Simplifying assumptions, even those seemingly false, are common in fun math problems. The point is just that, the math. I'm sure the traveling salesman had issues to think about other than the classic math of the problem.
Just for my information, any references to strengthen your last statement?
Atoms, as long as the amount being sequestered in the water or the soil isn't significant. Oxygen is probably a write-off, since there's far more oxygen atoms in the oceans than in the atmosphere, and since O_2 to H_2O is part of animal respiration. Nitrogen, perhaps, might be more constant, but honestly I just don't know enough about the nitrogen cycle to have a good idea.
Ah, but the third most common component of the air is argon, which is deliciously chemically inactive. You could at least compute the probability that you're breathing in some of Caesar's argon.
Of course. And the other thing that's common in fun math problems is that as soon as you're done someone's gonna say "That's great, but..." and point out something you've ignored. It's all part of the game, and I'm just playing along, not being critical.
P.S. - Reminded me of one of those questions they ask at McKinsey when recruiting new analysts. E.g. How many golf balls are in the United States?
(I also hesitate because it will kick off a storm of People on the Internet Arguing about Physics...)
but this is just wrong. It is irreparably wrong. The idea that a given oxygen molecule (or an oxygen atom, or an electron) in BCE 44 can be identified with an oxygen molecule (etc.) in the present day runs fundamentally counter to the way the universe works.
Put it this way. In python, we have mutable variables, which have identity. so we can say
>>> a is b
>>> a is c
>>> a, b, c
Starting out, a and b are the same empty list, and c is a different empty list. It seems naively that we could say the same of particles or atoms. That though we couldn't see it, or hope to trace its history, there existed some electron in 44 BCE that "was the same electron as" some electron today. But that is not how the universe is implemented. Every electron is the same as every other electron. Think immutable, not mutable variables. The state in 44 BCE is not "electron #4892489 is here, and electron #4892490 is there", it is "there exist electrons here, here, here (etc.)" (and they have thus-and-such spins, momenta, etc. etc.)
[1-10^-23]^[10^22] ~ [e^(10^-23)x(10^22)] = e^(0.1) ~ 0.9
-> 90% chance that any given breath contains none of Caesar's last.
The breath numbers seem correct as well: http://www.wolframalpha.com/input/?i=volume+breath+human+*+d...

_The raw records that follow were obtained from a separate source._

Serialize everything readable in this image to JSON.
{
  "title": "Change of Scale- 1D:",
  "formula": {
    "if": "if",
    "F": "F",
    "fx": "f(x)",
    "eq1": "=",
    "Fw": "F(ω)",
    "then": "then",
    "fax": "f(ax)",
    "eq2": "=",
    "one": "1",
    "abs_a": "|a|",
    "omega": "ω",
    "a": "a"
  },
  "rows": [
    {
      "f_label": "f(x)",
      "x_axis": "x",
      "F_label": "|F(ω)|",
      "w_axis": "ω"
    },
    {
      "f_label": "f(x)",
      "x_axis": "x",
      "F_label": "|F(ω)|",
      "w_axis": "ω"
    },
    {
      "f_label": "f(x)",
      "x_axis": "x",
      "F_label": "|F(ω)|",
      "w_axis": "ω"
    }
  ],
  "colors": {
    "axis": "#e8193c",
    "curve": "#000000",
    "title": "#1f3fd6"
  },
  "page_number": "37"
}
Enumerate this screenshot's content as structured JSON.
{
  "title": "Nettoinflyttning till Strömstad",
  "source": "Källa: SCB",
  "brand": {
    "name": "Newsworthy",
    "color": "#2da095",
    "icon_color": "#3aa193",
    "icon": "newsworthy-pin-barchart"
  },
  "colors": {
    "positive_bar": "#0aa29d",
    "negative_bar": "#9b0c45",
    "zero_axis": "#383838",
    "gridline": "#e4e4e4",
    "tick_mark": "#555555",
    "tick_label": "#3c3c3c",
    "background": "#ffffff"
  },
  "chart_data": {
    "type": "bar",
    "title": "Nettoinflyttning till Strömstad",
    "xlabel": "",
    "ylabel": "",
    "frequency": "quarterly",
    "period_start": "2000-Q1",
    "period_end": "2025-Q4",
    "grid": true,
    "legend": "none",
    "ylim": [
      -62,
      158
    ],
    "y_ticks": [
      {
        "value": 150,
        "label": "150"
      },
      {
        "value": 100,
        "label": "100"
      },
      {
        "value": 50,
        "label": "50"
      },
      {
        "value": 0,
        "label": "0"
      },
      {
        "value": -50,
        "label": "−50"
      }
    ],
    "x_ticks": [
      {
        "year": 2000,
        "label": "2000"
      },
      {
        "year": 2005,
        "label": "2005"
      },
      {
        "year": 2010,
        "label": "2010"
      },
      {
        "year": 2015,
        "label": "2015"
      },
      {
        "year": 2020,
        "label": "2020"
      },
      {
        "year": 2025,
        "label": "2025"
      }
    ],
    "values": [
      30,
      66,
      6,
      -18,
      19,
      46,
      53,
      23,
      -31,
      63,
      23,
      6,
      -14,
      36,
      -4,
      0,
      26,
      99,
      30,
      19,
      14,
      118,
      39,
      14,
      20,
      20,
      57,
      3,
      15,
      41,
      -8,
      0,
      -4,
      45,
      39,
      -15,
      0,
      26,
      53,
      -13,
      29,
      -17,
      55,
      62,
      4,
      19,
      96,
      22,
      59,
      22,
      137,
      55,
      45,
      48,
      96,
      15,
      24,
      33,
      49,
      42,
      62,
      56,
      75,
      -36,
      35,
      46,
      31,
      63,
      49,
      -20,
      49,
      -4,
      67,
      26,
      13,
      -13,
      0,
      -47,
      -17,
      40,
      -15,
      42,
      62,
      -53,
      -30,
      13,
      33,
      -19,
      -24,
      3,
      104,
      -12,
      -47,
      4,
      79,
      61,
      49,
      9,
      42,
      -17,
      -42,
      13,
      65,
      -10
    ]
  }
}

> To determine the probability of not just one thing but of a whole bunch of things that are causally unconnected happening together, we multiply the individual probabilities
You can multiply probabilities of individual events only if you know they are independent, i.e. their correlation is zero (as opposed to anything involving causation). I am not convinced that the molecules that were once in one place would get distributed to zero correlation even after 2000+ years. Well, this at least requires an analysis on its own.